Melissa was in a stunned funk. Brian was her best friend, and he was simply
gone
. “He gave his life for us,” she said through tears. I didn’t know how to respond, so I simply held her. While I did, I looked at Angelina in her walker, wonderfully oblivious to what was going on. She’d never see her uncle Brian again, and there was no way to explain that to her.
Cody was splitting his time between our house and his. The media contingent that had been staking out his block had dispersed, likely so they could follow the Eastman murder. When I saw him, he seemed so quiet it was as if he wasn’t really there at all. I couldn’t tell whether Brian’s murder had knocked him speechless or he was deep in thought formulating a plan—or both.
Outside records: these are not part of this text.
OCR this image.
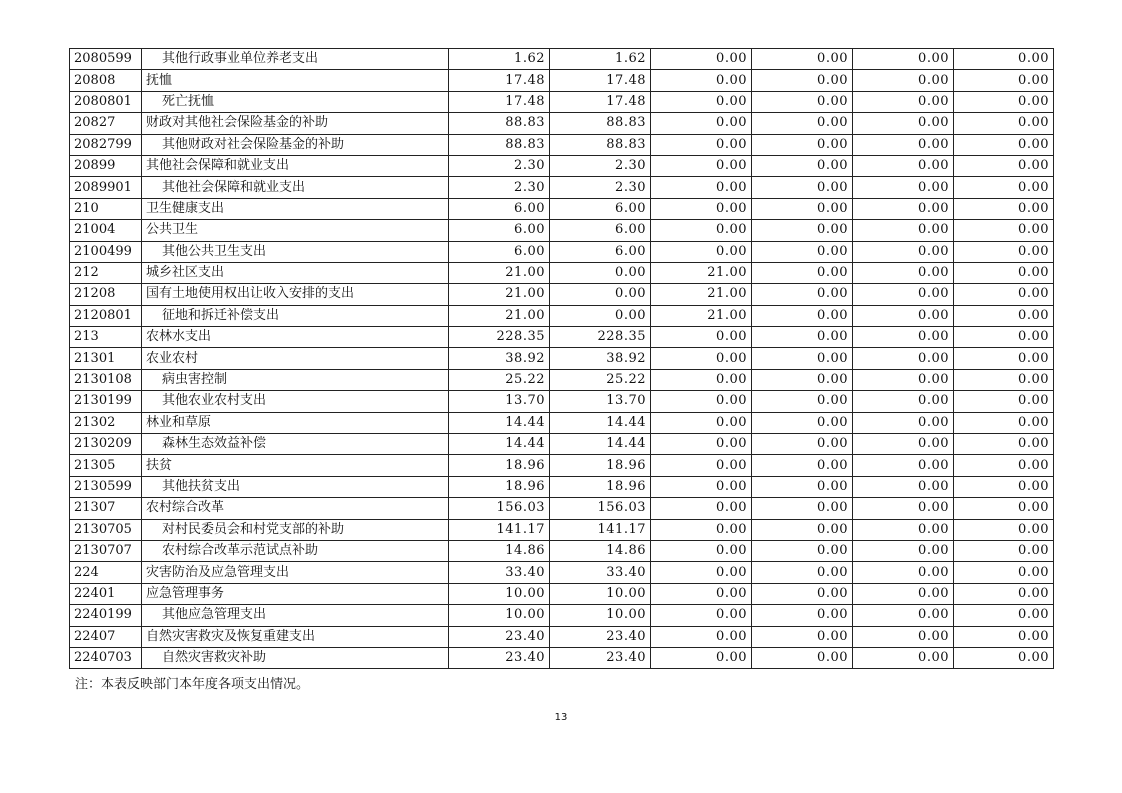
2080599	其他行政事业单位养老支出	1.62	1.62	0.00	0.00	0.00	0.00
20808	抚恤	17.48	17.48	0.00	0.00	0.00	0.00
2080801	死亡抚恤	17.48	17.48	0.00	0.00	0.00	0.00
20827	财政对其他社会保险基金的补助	88.83	88.83	0.00	0.00	0.00	0.00
2082799	其他财政对社会保险基金的补助	88.83	88.83	0.00	0.00	0.00	0.00
20899	其他社会保障和就业支出	2.30	2.30	0.00	0.00	0.00	0.00
2089901	其他社会保障和就业支出	2.30	2.30	0.00	0.00	0.00	0.00
210	卫生健康支出	6.00	6.00	0.00	0.00	0.00	0.00
21004	公共卫生	6.00	6.00	0.00	0.00	0.00	0.00
2100499	其他公共卫生支出	6.00	6.00	0.00	0.00	0.00	0.00
212	城乡社区支出	21.00	0.00	21.00	0.00	0.00	0.00
21208	国有土地使用权出让收入安排的支出	21.00	0.00	21.00	0.00	0.00	0.00
2120801	征地和拆迁补偿支出	21.00	0.00	21.00	0.00	0.00	0.00
213	农林水支出	228.35	228.35	0.00	0.00	0.00	0.00
21301	农业农村	38.92	38.92	0.00	0.00	0.00	0.00
2130108	病虫害控制	25.22	25.22	0.00	0.00	0.00	0.00
2130199	其他农业农村支出	13.70	13.70	0.00	0.00	0.00	0.00
21302	林业和草原	14.44	14.44	0.00	0.00	0.00	0.00
2130209	森林生态效益补偿	14.44	14.44	0.00	0.00	0.00	0.00
21305	扶贫	18.96	18.96	0.00	0.00	0.00	0.00
2130599	其他扶贫支出	18.96	18.96	0.00	0.00	0.00	0.00
21307	农村综合改革	156.03	156.03	0.00	0.00	0.00	0.00
2130705	对村民委员会和村党支部的补助	141.17	141.17	0.00	0.00	0.00	0.00
2130707	农村综合改革示范试点补助	14.86	14.86	0.00	0.00	0.00	0.00
224	灾害防治及应急管理支出	33.40	33.40	0.00	0.00	0.00	0.00
22401	应急管理事务	10.00	10.00	0.00	0.00	0.00	0.00
2240199	其他应急管理支出	10.00	10.00	0.00	0.00	0.00	0.00
22407	自然灾害救灾及恢复重建支出	23.40	23.40	0.00	0.00	0.00	0.00
2240703	自然灾害救灾补助	23.40	23.40	0.00	0.00	0.00	0.00
注：本表反映部门本年度各项支出情况。
13
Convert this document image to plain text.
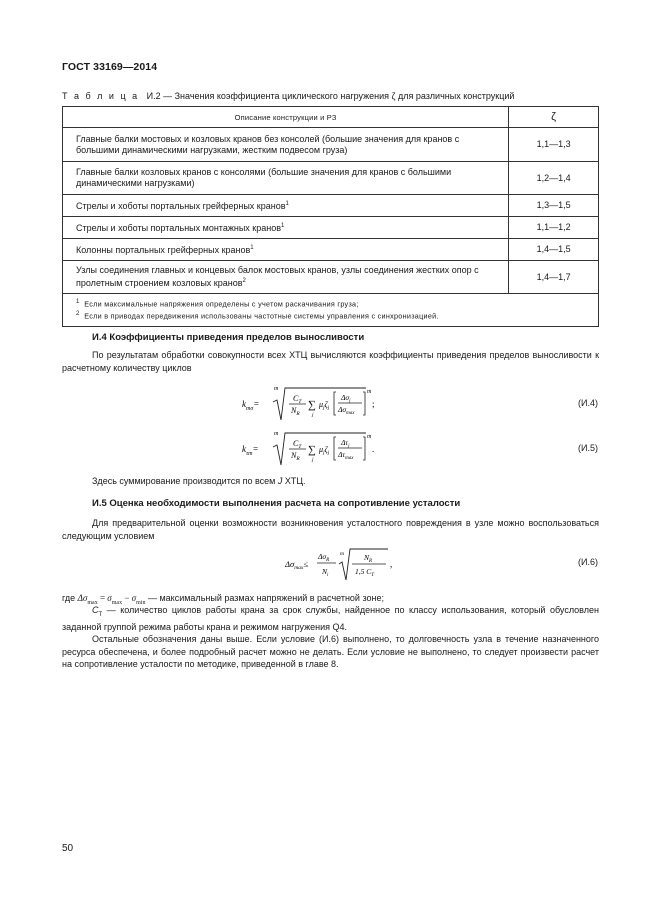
ГОСТ 33169—2014
Т а б л и ц а И.2 — Значения коэффициента циклического нагружения ζ для различных конструкций
Описание конструкции и РЗ	ζ
Главные балки мостовых и козловых кранов без консолей (большие значения для кранов с большими динамическими нагрузками, жестким подвесом груза)	1,1—1,3
Главные балки козловых кранов с консолями (большие значения для кранов с большими динамическими нагрузками)	1,2—1,4
Стрелы и хоботы портальных грейферных кранов$^1$	1,3—1,5
Стрелы и хоботы портальных монтажных кранов$^1$	1,1—1,2
Колонны портальных грейферных кранов$^1$	1,4—1,5
Узлы соединения главных и концевых балок мостовых кранов, узлы соединения жестких опор с пролетным строением козловых кранов$^2$	1,4—1,7

$^1$ Если максимальные напряжения определены с учетом раскачивания груза;
$^2$ Если в приводах передвижения использованы частотные системы управления с синхронизацией.	
И.4 Коэффициенты приведения пределов выносливости
По результатам обработки совокупности всех ХТЦ вычисляются коэффициенты приведения пределов выносливости к расчетному количеству циклов
$k_{m\sigma}=$
m
$C_T$
$N_R$
∑
j
$\mu_j\zeta_j$
$\Delta\sigma_j$
$\Delta\sigma_{max}$
m
;	(И.4)
$k_{\tau m}=$
m
$C_T$
$N_R$
∑
j
$\mu_j\zeta_j$
$\Delta\tau_j$
$\Delta\tau_{max}$
m
.	(И.5)
Здесь суммирование производится по всем J ХТЦ.
И.5 Оценка необходимости выполнения расчета на сопротивление усталости
Для предварительной оценки возможности возникновения усталостного повреждения в узле можно воспользоваться следующим условием
$\Delta\sigma_{max}\le$
$\Delta\sigma_R$
$N_i$
m	$N_R$
1,5 $C_T$
,	(И.6)
где $\Delta\sigma_{max} = \sigma_{max} - \sigma_{min}$ — максимальный размах напряжений в расчетной зоне;
$C_T$ — количество циклов работы крана за срок службы, найденное по классу использования, который обусловлен заданной группой режима работы крана и режимом нагружения Q4.
Остальные обозначения даны выше. Если условие (И.6) выполнено, то долговечность узла в течение назначенного ресурса обеспечена, и более подробный расчет можно не делать. Если условие не выполнено, то следует произвести расчет на сопротивление усталости по методике, приведенной в главе 8.
50
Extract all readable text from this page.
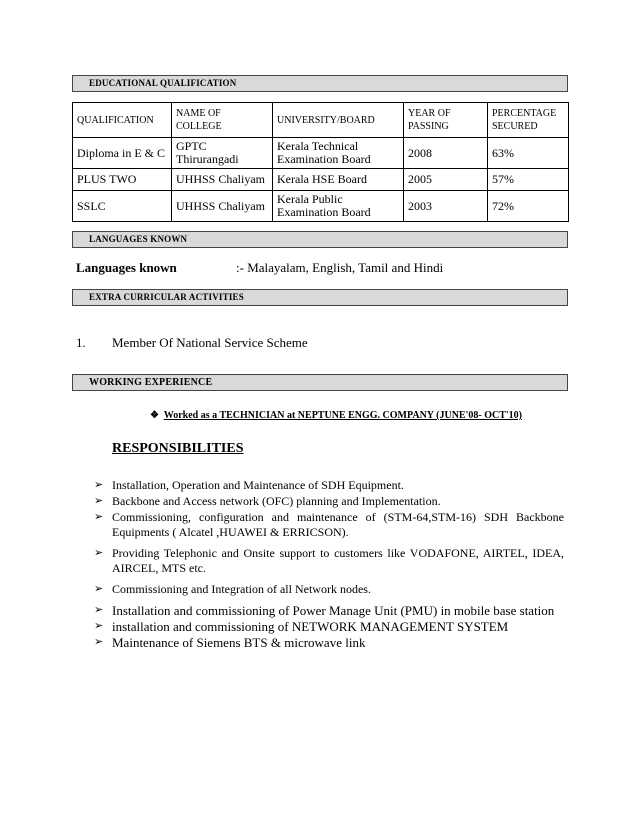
EDUCATIONAL QUALIFICATION
QUALIFICATION	NAME OF COLLEGE	UNIVERSITY/BOARD	YEAR OF PASSING	PERCENTAGE SECURED
Diploma in E & C	GPTC Thirurangadi	Kerala Technical Examination Board	2008	63%
PLUS TWO	UHHSS Chaliyam	Kerala HSE Board	2005	57%
SSLC	UHHSS Chaliyam	Kerala Public Examination Board	2003	72%
LANGUAGES KNOWN
Languages known	:- Malayalam, English, Tamil and Hindi
EXTRA CURRICULAR ACTIVITIES
1. Member Of National Service Scheme
WORKING EXPERIENCE
❖ Worked as a TECHNICIAN at NEPTUNE ENGG. COMPANY (JUNE'08- OCT'10)
RESPONSIBILITIES
➢ Installation, Operation and Maintenance of SDH Equipment.
➢ Backbone and Access network (OFC) planning and Implementation.
➢ Commissioning, configuration and maintenance of (STM-64,STM-16) SDH Backbone Equipments ( Alcatel ,HUAWEI & ERRICSON).
➢ Providing Telephonic and Onsite support to customers like VODAFONE, AIRTEL, IDEA, AIRCEL, MTS etc.
➢ Commissioning and Integration of all Network nodes.
➢ Installation and commissioning of Power Manage Unit (PMU) in mobile base station
➢ installation and commissioning of NETWORK MANAGEMENT SYSTEM
➢ Maintenance of Siemens BTS & microwave link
I do know he was combing through Brian’s call log one number at a time.
He used our computer to cross-reference the numbers, and he kept a running list of numbers and names as he found them.
I worried that Jeter Hoyt might just show up since he’d kept the envelope, and was happy to hear that a terrific winter storm had hit Montana and dumped eighteen inches of snow.
CISSY LEANED INTO
my office and whispered something I couldn’t hear.
“Excuse me?”
“Mr. Jones would like to see you in his office.”
I took a deep breath, pulled on my jacket, straightened my tie, and went to get fired.